La solution avait été censurée par la Cour de cassation, pour inversion de la charge de la preuve, au motif « qu’il appartenait à ses cohéritiers qui en demandaient le rapport, de prouver l’existence, au jour de l’ouverture des successions, des dettes envers leurs auteurs dont ils se prévalaient ».

S’agit-il d’un revirement de jurisprudence ? Dans le sens d’une réponse négative, on notera que les circonstances des deux espèces présentent une différence qui pourrait justifier la divergence des solutions. En effet, dans le présent arrêt du 12 février 2020, l’emprunteur ne contestait pas l’existence de la dette dont il s’était reconnu débiteur.

À l’inverse, dans l’arrêt du 15 mai 2013, les moyens du pourvoi laissent penser que l’intéressé contestait être débiteur du de cujus et soutenait notamment que la reconnaissance de dette litigieuse portait sur une autre dette qui avait été remboursée par ailleurs. Il se pourrait donc que la Cour de cassation ait fait application de l’alinéa 1er de l’article 1353 dans l’arrêt du 15 mai 2013 en considérant que la preuve de l’existence de la dette n’était pas rapportée, alors qu’elle s’est fondée sur l’alinéa 2 de ce texte dans l’arrêt du 12 février 2020, dès lors que le débat s’était reporté sur la question de l’extinction de la dette litigieuse.

D’un autre côté, un autre argument, plus fort, pourrait faire pencher en faveur d’un revirement : la formulation retenue par la Cour de cassation a changé entre 2013 et 2020. En effet, en 2013, elle affirmait que l’existence de la dette « au jour de l’ouverture des successions » doit être prouvée par celui qui en demande le rapport.

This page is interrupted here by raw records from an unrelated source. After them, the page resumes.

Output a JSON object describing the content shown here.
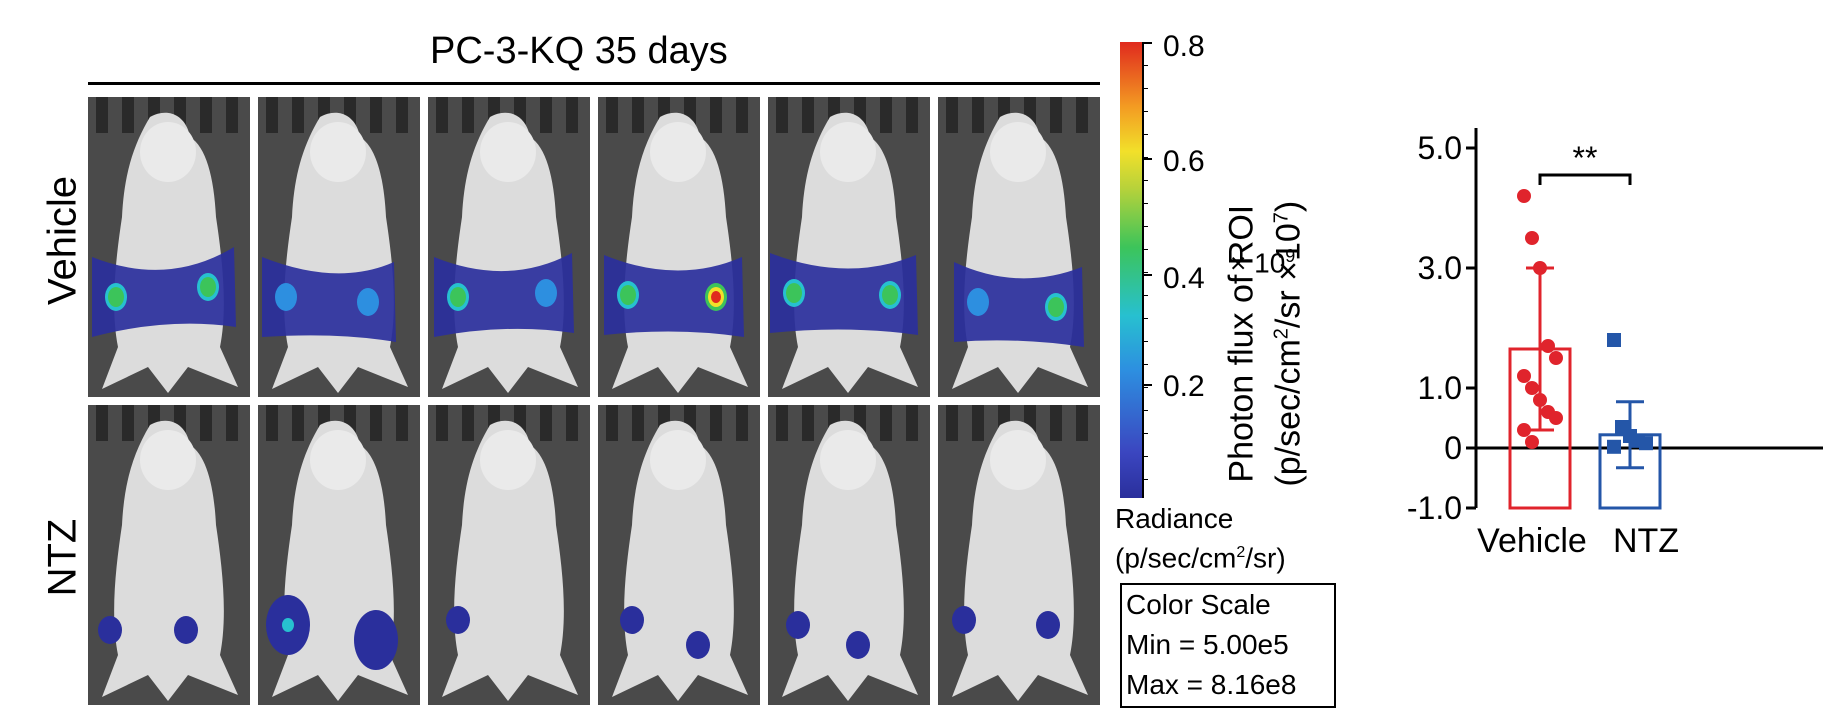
{
  "figure": {
    "title": "PC-3-KQ  35 days",
    "row_labels": [
      "Vehicle",
      "NTZ"
    ],
    "colorbar": {
      "ticks": [
        "0.8",
        "0.6",
        "0.4",
        "0.2"
      ],
      "multiplier": "× 10",
      "multiplier_exp": "9",
      "colors": [
        "#2a2f9c",
        "#2d8fe0",
        "#27c0d0",
        "#3cc45a",
        "#f2e02a",
        "#e02a1e"
      ]
    },
    "radiance": {
      "line1": "Radiance",
      "line2_a": "(p/sec/cm",
      "line2_sup": "2",
      "line2_b": "/sr)"
    },
    "color_scale": {
      "header": "Color Scale",
      "min": "Min = 5.00e5",
      "max": "Max = 8.16e8"
    }
  },
  "chart_data": {
    "type": "bar",
    "categories": [
      "Vehicle",
      "NTZ"
    ],
    "ylabel_line1": "Photon flux of ROI",
    "ylabel_line2_a": "(p/sec/cm",
    "ylabel_line2_sup1": "2",
    "ylabel_line2_b": "/sr ×10",
    "ylabel_line2_sup2": "7",
    "ylabel_line2_c": ")",
    "ylim": [
      -1.0,
      5.0
    ],
    "yticks": [
      "5.0",
      "3.0",
      "1.0",
      "0",
      "-1.0"
    ],
    "ytick_values": [
      5.0,
      3.0,
      1.0,
      0,
      -1.0
    ],
    "series": [
      {
        "name": "Vehicle",
        "mean": 1.65,
        "sd": 1.35,
        "color": "#e0242c",
        "points": [
          4.2,
          3.5,
          3.0,
          1.7,
          1.5,
          1.2,
          1.0,
          0.8,
          0.6,
          0.5,
          0.3,
          0.1
        ]
      },
      {
        "name": "NTZ",
        "mean": 0.22,
        "sd": 0.55,
        "color": "#2456a8",
        "points": [
          1.8,
          0.35,
          0.2,
          0.12,
          0.08,
          0.02
        ]
      }
    ],
    "significance": "**"
  }
}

Cette référence temporelle a disparu dans la formulation de 2020, d’où il ressort simplement que l’héritier qui demande le rapport d’une dette par l’un de ses copartageants doit « prouver son existence ». Or cette différence est significative : prouver qu’une dette existe au jour de l’ouverture de la succession, c’est prouver non seulement qu’elle a existé du vivant du de cujus, mais aussi qu’elle n’a pas été éteinte avant son décès.

C’est donc faire peser sur le créancier la charge de prouver l’absence de paiement ou d’un autre fait extinctif. De ce point de vue, la solution retenue en 2013 semble contredire la règle posée par l’article 1353, alinéa 2 (anciennement 1315), d’où il résulte que c’est au débiteur qu’il incombe de prouver le fait qui a conduit à sa libération. La solution du présent arrêt est donc plus conforme à la dynamique qui ressort du texte.

Il en ressort qu’en présence d’une dette impayée d’un héritier envers le de cujus, il faut, pour identifier sur qui pèse la charge de la preuve, déterminer si les cohéritiers exigent le rapport d’une libéralité ou d’une simple dette.

 S’ils exigent le rapport de la dette, il leur incombe seulement de prouver que la dette a existé, à charge pour l’héritier débiteur de démontrer qu’elle est déjà éteinte au jour de l’ouverture de la succession. S’ils exigent le rapport d’une libéralité, l’arrêt suggère, à raison, que la solution pourrait être différente. En effet, dans ce cas, il appartiendra aux cohéritiers demandeurs au rapport de démontrer non seulement l’existence de la dette, mais également l’intention libérale du de cujus qui a conduit à un non-paiement.

Le plus souvent, cette intention libérale se traduira par une remise d’une dette, ce qui conduira de facto les demandeurs à devoir prouver l’existence de la dette et la remise de dette qui a provoqué son extinction.